NOTAS…SOLTAS BANDA VAGUENSE FILARMÓNICA VAGUENSE
1860 – 2024: 164 anos de Música, por Vagos

Em dezembro último faleceu em Vagos, de onde era natural e residia, Silvério Martins Rei.
Este vaguense foi Presidente da Direção da Filarmónica Vaguense de janeiro de 1991 até 27 de dezembro de 2003, integrando também o número de músicos da Banda Vaguense, como executante de percussão.
No seu depoimento inserido no livro comemorativo dos 150 anos da Filarmónica podemos respigar a seguinte passagem:

“No primeiro ano (1991) a vida da Associação tornou-se muito complicada. Foi necessário muito sacrifício pessoal, recorrer à organização de festas e sorteios e promover mais serviços culturais da Filarmónica, para manter a Banda Vaguense viva.
Muitos músicos da Banda viviam fora de Vagos e também integravam outros agrupamentos musicais, o que nos obrigava a transportar os mesmos das e para as suas terras, assim como conciliar os serviços da Banda com o trabalho dos músicos.
Uma das passagens que recordo foi numa procissão na festa de Eixo. A nossa Banda apenas tinha quatro obras ensaiadas para a atuação nessa festividade.
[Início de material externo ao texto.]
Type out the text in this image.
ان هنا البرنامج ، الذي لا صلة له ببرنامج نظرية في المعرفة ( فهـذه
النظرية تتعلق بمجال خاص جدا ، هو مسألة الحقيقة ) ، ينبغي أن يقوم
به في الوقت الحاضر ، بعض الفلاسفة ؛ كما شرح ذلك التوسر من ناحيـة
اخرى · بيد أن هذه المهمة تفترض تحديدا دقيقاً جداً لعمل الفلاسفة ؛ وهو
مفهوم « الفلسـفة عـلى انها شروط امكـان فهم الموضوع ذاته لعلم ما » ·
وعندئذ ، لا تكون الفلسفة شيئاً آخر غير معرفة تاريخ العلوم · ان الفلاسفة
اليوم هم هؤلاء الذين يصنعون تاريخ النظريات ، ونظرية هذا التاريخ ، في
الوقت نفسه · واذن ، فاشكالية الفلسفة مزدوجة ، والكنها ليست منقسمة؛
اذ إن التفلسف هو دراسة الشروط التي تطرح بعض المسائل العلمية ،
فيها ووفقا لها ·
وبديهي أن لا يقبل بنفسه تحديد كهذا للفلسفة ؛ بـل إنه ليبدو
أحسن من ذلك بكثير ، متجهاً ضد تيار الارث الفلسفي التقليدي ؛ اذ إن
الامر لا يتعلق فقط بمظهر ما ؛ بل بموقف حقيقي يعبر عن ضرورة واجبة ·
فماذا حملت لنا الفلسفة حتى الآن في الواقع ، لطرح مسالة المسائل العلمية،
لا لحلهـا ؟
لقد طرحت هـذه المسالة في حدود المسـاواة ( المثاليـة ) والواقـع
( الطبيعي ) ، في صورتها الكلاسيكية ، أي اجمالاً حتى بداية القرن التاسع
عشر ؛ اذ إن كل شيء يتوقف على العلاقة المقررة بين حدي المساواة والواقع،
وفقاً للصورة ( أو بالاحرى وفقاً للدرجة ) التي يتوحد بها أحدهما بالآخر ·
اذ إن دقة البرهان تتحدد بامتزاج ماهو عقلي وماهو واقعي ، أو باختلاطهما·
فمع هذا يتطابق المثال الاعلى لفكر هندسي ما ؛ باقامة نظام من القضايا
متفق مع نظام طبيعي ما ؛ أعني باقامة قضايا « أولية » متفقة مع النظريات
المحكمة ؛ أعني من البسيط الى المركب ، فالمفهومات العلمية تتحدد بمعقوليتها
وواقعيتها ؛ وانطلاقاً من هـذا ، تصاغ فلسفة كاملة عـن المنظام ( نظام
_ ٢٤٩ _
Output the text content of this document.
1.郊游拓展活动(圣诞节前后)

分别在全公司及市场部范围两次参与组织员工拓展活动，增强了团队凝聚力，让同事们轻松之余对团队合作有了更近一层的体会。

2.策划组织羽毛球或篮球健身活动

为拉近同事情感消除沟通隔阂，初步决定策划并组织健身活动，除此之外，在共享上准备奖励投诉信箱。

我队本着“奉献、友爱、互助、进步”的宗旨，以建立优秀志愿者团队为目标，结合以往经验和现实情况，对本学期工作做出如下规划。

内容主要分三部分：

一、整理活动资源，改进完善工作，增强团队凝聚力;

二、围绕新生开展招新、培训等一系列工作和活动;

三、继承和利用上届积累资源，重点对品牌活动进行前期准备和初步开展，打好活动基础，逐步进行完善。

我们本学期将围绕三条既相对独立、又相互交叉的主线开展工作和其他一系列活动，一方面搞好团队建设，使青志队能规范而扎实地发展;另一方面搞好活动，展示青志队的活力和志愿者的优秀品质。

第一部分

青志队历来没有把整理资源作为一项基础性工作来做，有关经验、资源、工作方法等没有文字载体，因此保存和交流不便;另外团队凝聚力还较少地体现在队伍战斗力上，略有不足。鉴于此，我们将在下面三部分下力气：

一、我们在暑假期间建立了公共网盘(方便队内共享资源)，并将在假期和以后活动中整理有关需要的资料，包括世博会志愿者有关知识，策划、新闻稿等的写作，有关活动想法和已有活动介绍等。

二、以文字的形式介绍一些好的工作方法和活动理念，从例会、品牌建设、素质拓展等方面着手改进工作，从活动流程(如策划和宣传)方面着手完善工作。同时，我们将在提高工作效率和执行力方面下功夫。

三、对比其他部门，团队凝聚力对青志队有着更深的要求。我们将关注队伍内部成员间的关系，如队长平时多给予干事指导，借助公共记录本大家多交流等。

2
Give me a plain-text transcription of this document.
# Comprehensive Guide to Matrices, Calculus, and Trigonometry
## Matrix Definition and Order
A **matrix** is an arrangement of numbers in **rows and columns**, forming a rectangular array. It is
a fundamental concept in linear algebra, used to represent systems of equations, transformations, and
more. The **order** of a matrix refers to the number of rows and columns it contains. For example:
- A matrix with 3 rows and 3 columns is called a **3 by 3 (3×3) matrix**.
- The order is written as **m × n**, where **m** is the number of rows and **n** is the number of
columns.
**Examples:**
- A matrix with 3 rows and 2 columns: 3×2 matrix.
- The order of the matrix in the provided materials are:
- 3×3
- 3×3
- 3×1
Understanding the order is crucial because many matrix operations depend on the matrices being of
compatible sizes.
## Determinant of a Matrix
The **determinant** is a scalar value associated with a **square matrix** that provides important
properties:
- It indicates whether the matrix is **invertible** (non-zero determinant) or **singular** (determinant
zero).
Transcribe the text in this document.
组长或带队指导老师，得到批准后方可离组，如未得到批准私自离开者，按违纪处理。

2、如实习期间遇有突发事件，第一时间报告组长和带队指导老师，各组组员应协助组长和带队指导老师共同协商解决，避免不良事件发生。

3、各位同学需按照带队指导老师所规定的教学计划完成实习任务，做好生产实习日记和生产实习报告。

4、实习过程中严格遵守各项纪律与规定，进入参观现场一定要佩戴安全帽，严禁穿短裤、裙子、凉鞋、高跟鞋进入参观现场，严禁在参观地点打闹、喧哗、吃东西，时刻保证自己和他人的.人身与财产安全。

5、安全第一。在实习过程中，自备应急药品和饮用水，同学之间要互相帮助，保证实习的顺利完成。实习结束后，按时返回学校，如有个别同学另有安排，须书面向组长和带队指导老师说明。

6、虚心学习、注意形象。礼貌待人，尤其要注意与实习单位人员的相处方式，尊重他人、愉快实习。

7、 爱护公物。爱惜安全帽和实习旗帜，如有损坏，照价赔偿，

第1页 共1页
Quando a Banda de Eixo iniciou a procissão a interpretar uma das obras que nós também tínhamos ensaiado, causou-nos uma grande atrapalhação. Não tivemos outra alternativa que não fosse executar o mesmo tema e, no final da festa, pedir desculpa ao maestro daquela Banda.
…Mesmo com todas as dificuldades, estou convicto que a Filarmónica Vaguense, sob a minha presidência, até ao ano de 2003, conseguiu representar com dignidade a nossa terra e manter viva a alma musical Vaguense.”

Nas redes sociais, o vaguense Paulo Gravato – à altura jovem músico da Banda Vaguense, em início de aprendizagem na nossa escola de música, e hoje um dos enormes músicos portugueses – escreveu no seguimento da morte de Silvério Rei:

“Que o próximo destino seja digno.
Silvério Rei, alguém com quem vivi e aprendi algumas coisas que hoje me fazem ser, humildemente, o que sou.
Recordo os meus 13 ou 14 anos, quando integrava com orgulho a Banda Vaguense, a Banda Filarmónica da minha terra natal, num dos períodos mais negros da história desta instituição.
Muitos foram os músicos que perdemos, poucos os que foram ficando. Largos foram os tempos em que fazíamos arruadas e procissões com 15 ou 20 músicos, quando muitas vezes tínhamos que valer por dois ou três (dos bons).

Nessa mesma altura era o carro do Sr. Graciano e a Toyota do Sr. Silvério que nos faziam chegar ao local dos “serviços”. Eram poucos mas eram bons. Pelo menos para nós, pois era coisa que levávamos muito a sério. Ainda hoje não faço ideia como foi possível sobreviver a tal período. Sei o que herdámos após a sua saída, sei o que tínhamos e sei bem o que hoje temos.
É com pena que hoje sei da partida mas é com muito carinho que olho para trás no tempo e vejo o quão para mim, e para tantos, foi importante.

Obrigado por tudo Sr. Silvério.”

A Direção da Filarmónica Vaguense fez-se representar no funeral pessoalmente e com a bandeira oficial da Associação, tendo prestado as honras devidas com uma coroa de flores.


Votos de muitas “Notas…Soltas” nas nossas vidas.